When it comes to LTE, there may be no market as fascinating to observe as India.
First, it’s a huge market, and anyone who is going to be involved there will be involved in a BIG way.
Second, pricing is a major issue. The pressure to keep costs/prices low is based on necessity. Simply put, if LTE is priced too high, the Indian people will not go for it.
Third, there’s even a mega-billionaire involved.
Gotta love that …
Today, India has more than 600 million unique mobile users of more than 900 million mobile accounts (Some people have multiple mobile accounts.). In addition, 600 million people in India are below the age of 25, so technology is not a scary thing to a very large percentage of the population.
At the same time, ARPU (average revenue per user) is very much on the low side, at just $3 per month. Compare that with $46.50 per month in the United States, and you start to get an idea for how much pricing pressure there is/needs to be in India.
In short, India is a tremendous market with tremendous opportunity … but pricing must be low to get anywhere.
With that as our backdrop, let’s take a look at the key players that are trying to make an impact in India.
There are two large LTE operators in the Indian market today, airtel (The company prefers the lower-case “a.”) and Reliance Industries (RIL). airtel owns a 2G network, and has also built out a small 3G network, but is now focusing its energies on overlaying an LTE network. 3G has not been a major success in India, due to the cost, so airtel has decided to basically bypass it and puts its broadband wireless hopes in LTE.
Of course, there is still a lot of market education that is necessary, so uptake of services may not happen so quickly.
RIL is a much more fascinating story, mostly due to the aggressive plans of multi-gazillionaire Mukesh Ambani, the company’s chairman and CEO. He has decided that – even though RIL is not a telecom operator – he is going to build out his own nationwide LTE network.

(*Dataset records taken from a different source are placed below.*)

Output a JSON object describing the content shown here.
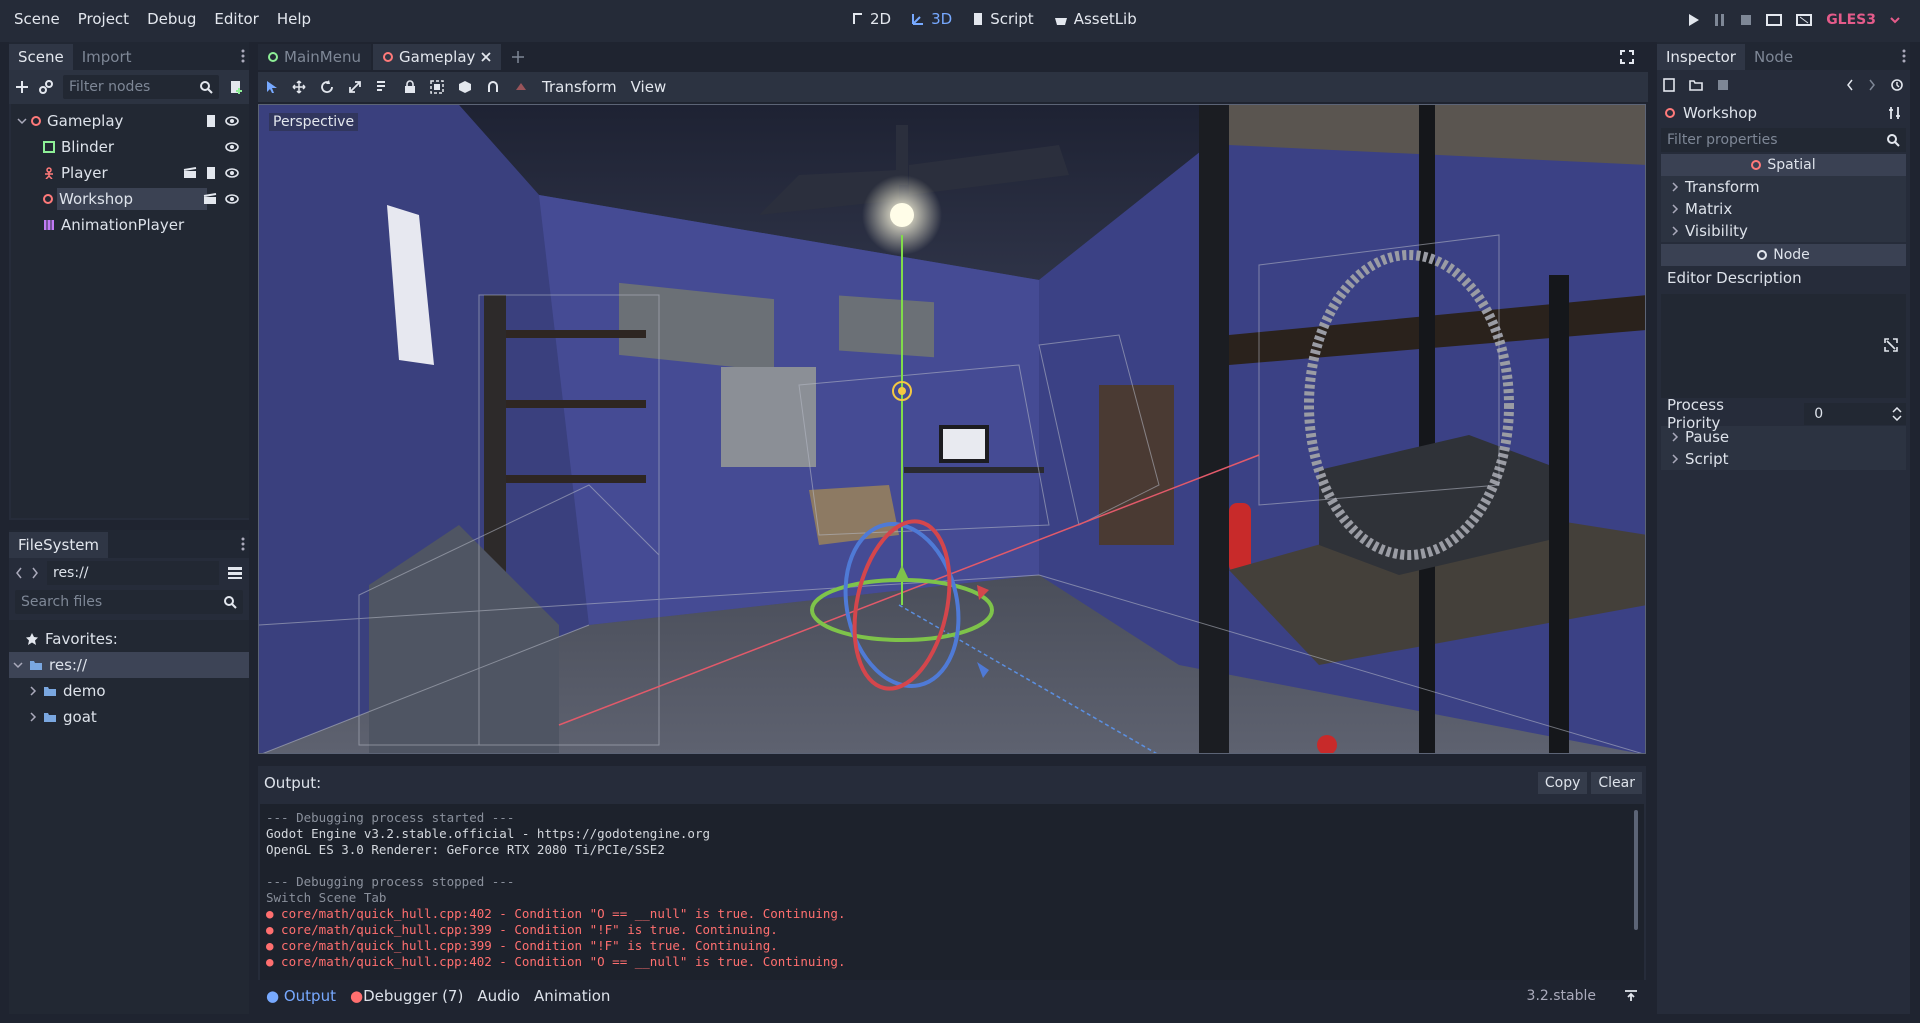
{
  "menu": [
    "Scene",
    "Project",
    "Debug",
    "Editor",
    "Help"
  ],
  "main_screens": [
    {
      "label": "2D",
      "active": false
    },
    {
      "label": "3D",
      "active": true
    },
    {
      "label": "Script",
      "active": false
    },
    {
      "label": "AssetLib",
      "active": false
    }
  ],
  "renderer": "GLES3",
  "scene_dock": {
    "tabs": [
      "Scene",
      "Import"
    ],
    "filter_placeholder": "Filter nodes",
    "nodes": [
      {
        "label": "Gameplay",
        "icon": "spatial-icon"
      },
      {
        "label": "Blinder",
        "icon": "color-rect-icon"
      },
      {
        "label": "Player",
        "icon": "kinematic-icon"
      },
      {
        "label": "Workshop",
        "icon": "spatial-icon"
      },
      {
        "label": "AnimationPlayer",
        "icon": "animation-player-icon"
      }
    ]
  },
  "filesystem": {
    "tab": "FileSystem",
    "path": "res://",
    "search_placeholder": "Search files",
    "favorites": "Favorites:",
    "root": "res://",
    "folders": [
      "demo",
      "goat"
    ]
  },
  "editor_tabs": [
    {
      "label": "MainMenu",
      "active": false
    },
    {
      "label": "Gameplay",
      "active": true
    }
  ],
  "toolbar3d": {
    "transform": "Transform",
    "view": "View"
  },
  "viewport": {
    "label": "Perspective"
  },
  "output": {
    "title": "Output:",
    "copy": "Copy",
    "clear": "Clear",
    "lines": [
      {
        "text": "--- Debugging process started ---",
        "kind": "dim"
      },
      {
        "text": "Godot Engine v3.2.stable.official - https://godotengine.org",
        "kind": "normal"
      },
      {
        "text": "OpenGL ES 3.0 Renderer: GeForce RTX 2080 Ti/PCIe/SSE2",
        "kind": "normal"
      },
      {
        "text": "",
        "kind": "normal"
      },
      {
        "text": "--- Debugging process stopped ---",
        "kind": "dim"
      },
      {
        "text": "Switch Scene Tab",
        "kind": "dim"
      },
      {
        "text": "● core/math/quick_hull.cpp:402 - Condition \"O == __null\" is true. Continuing.",
        "kind": "err"
      },
      {
        "text": "● core/math/quick_hull.cpp:399 - Condition \"!F\" is true. Continuing.",
        "kind": "err"
      },
      {
        "text": "● core/math/quick_hull.cpp:399 - Condition \"!F\" is true. Continuing.",
        "kind": "err"
      },
      {
        "text": "● core/math/quick_hull.cpp:402 - Condition \"O == __null\" is true. Continuing.",
        "kind": "err"
      }
    ]
  },
  "bottom_tabs": {
    "output": "Output",
    "debugger": "Debugger (7)",
    "audio": "Audio",
    "animation": "Animation",
    "version": "3.2.stable"
  },
  "inspector": {
    "tabs": [
      "Inspector",
      "Node"
    ],
    "object": "Workshop",
    "filter_placeholder": "Filter properties",
    "spatial": "Spatial",
    "spatial_props": [
      "Transform",
      "Matrix",
      "Visibility"
    ],
    "node": "Node",
    "editor_description": "Editor Description",
    "process_priority_label": "Process Priority",
    "process_priority_value": "0",
    "node_props": [
      "Pause",
      "Script"
    ]
  }
}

And he’s entitled to do so, since RIL is the sole winner of the nationwide LTE license.
What is so amazing is that this is really the only major “greenfield” LTE implementation in the world. Clearwire tried to do it, and we all know what happened there. So this certainly bears watching. Of course, from a chipset vendor perspective, this is a very exciting opportunity, since whoever is selected will see its chips in literally hundreds of millions of devices almost overnight.
RIL is implementing a TD LTE network, but their devices will, of course, need to be dual-mode TD/FD, since users will need the ability to roam.
We’ve been on the ground in India since 2010, and we disagree with the cynics who talk about the delays in LTE’s rollout there. We actually see some positive signs, and are looking forward to supporting India’s ecosystem however we can.